Barrio of Puerto Rico

Quebrada Honda is a barrio in the municipality of San Lorenzo, Puerto Rico. Its population in 2010 was 1,881.

==History==
Quebrada Honda was in Spain's gazetteers until Puerto Rico was ceded by Spain in the aftermath of the Spanish–American War under the terms of the Treaty of Paris of 1898 and became an unincorporated territory of the United States. In 1899, the United States Department of War conducted a census of Puerto Rico finding that the population of Quebrada Honda barrio was 1,616.

Historical population
| Census | Pop. | Note | %± |
| 1900 | 1,616 |  | — |
| 1910 | 829 |  | −48.7% |
| 1920 | 1,041 |  | 25.6% |
| 1930 | 1,385 |  | 33.0% |
| 1940 | 1,856 |  | 34.0% |
| 1950 | 2,145 |  | 15.6% |
| 1960 | 2,089 |  | −2.6% |
| 1970 | 1,988 |  | −4.8% |
| 1980 | 2,118 |  | 6.5% |
| 1990 | 2,069 |  | −2.3% |
| 2000 | 2,309 |  | 11.6% |
| 2010 | 1,881 |  | −18.5% |
U.S. Decennial Census 1899 (shown as 1900) 1910-1930 1930-1950 1980-2000 2010

==Sectors==
Barrios (which are, in contemporary times, roughly comparable to minor civil divisions) in turn are further subdivided into smaller local populated place areas/units called sectores (sectors in English). The types of sectores may vary, from normally sector to urbanización to reparto to barriada to residencial, among others.
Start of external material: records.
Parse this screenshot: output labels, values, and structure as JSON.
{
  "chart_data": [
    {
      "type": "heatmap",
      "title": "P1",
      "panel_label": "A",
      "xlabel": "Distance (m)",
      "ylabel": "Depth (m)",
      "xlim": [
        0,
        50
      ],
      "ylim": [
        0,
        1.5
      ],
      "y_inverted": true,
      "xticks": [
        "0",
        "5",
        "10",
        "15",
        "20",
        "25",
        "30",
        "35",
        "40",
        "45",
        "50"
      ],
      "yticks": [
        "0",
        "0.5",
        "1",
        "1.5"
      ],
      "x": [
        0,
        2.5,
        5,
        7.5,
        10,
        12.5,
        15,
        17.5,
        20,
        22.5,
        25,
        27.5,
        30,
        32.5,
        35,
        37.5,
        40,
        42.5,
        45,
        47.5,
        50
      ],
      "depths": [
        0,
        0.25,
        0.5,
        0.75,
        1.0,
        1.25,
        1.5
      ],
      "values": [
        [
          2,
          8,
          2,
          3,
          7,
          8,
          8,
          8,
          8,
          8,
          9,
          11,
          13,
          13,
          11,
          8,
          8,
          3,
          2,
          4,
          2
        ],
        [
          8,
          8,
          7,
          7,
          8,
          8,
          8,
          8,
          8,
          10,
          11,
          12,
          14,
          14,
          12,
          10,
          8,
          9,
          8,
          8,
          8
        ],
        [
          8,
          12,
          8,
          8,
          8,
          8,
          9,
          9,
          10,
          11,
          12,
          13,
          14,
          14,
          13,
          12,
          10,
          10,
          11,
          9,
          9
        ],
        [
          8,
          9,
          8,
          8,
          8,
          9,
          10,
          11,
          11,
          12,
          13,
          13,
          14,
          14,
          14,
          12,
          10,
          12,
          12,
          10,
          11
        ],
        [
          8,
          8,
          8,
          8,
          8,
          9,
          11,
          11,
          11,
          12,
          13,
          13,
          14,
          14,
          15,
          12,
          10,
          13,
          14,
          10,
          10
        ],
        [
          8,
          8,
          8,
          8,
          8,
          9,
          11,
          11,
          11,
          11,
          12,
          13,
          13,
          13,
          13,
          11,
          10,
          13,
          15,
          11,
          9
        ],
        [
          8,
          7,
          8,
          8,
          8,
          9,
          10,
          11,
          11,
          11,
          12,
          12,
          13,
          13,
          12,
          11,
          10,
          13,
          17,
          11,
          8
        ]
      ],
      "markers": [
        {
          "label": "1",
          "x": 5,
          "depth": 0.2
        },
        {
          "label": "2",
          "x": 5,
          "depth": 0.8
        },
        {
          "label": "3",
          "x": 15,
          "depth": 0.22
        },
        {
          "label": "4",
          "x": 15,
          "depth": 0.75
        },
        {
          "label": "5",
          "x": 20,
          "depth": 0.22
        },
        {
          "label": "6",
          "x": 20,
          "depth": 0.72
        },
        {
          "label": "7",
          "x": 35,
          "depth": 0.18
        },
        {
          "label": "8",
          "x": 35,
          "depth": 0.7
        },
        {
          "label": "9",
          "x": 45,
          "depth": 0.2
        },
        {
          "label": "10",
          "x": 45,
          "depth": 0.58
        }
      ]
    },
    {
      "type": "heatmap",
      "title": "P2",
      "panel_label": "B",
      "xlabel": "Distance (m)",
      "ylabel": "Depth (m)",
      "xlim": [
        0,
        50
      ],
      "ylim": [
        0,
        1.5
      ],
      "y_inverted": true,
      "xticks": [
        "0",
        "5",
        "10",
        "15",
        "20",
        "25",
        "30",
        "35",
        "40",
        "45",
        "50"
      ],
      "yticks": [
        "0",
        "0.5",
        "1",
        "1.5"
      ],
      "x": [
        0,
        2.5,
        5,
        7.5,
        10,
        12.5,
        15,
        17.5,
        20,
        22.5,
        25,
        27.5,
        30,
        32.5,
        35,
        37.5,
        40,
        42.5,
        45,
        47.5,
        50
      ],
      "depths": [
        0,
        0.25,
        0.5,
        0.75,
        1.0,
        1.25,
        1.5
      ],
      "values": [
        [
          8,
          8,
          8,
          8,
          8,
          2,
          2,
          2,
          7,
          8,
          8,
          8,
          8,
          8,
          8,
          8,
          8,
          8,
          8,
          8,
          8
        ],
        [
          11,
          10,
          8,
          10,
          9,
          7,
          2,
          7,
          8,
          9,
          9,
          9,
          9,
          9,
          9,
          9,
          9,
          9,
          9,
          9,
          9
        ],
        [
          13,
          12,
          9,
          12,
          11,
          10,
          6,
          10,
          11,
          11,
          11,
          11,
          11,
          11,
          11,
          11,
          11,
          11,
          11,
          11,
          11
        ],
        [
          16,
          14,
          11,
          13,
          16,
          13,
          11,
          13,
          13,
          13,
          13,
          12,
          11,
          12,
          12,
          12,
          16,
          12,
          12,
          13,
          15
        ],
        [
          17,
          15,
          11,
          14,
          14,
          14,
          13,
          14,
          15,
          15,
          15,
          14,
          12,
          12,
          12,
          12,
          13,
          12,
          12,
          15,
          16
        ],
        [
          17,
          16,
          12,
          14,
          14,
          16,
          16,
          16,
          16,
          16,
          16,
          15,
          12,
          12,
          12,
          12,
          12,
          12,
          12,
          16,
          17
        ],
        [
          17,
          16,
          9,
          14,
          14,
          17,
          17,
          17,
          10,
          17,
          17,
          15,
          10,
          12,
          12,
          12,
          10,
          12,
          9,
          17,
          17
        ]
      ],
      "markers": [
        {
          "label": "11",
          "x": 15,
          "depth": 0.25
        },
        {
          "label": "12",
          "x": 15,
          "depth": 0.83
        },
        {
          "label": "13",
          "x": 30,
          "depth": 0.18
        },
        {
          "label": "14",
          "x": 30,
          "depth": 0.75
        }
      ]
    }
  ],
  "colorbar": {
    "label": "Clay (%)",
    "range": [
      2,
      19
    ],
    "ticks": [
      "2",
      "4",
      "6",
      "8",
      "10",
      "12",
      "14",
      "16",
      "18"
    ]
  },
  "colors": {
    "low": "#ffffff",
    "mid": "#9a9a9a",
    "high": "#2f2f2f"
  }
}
The following sectors are in Quebrada Honda barrio:

Camino Pedro Serrano, Sector Arroyo, Sector Capilla o Parroquia, Sector Cubuy, Sector Huertas, Sector Gallera, Sector García, Sector La Loma, Sector López, Sector Mojica, Sector Pia Colón, Sector Puerto Moyett, Sector Rodríguez, and Sector Vicéns.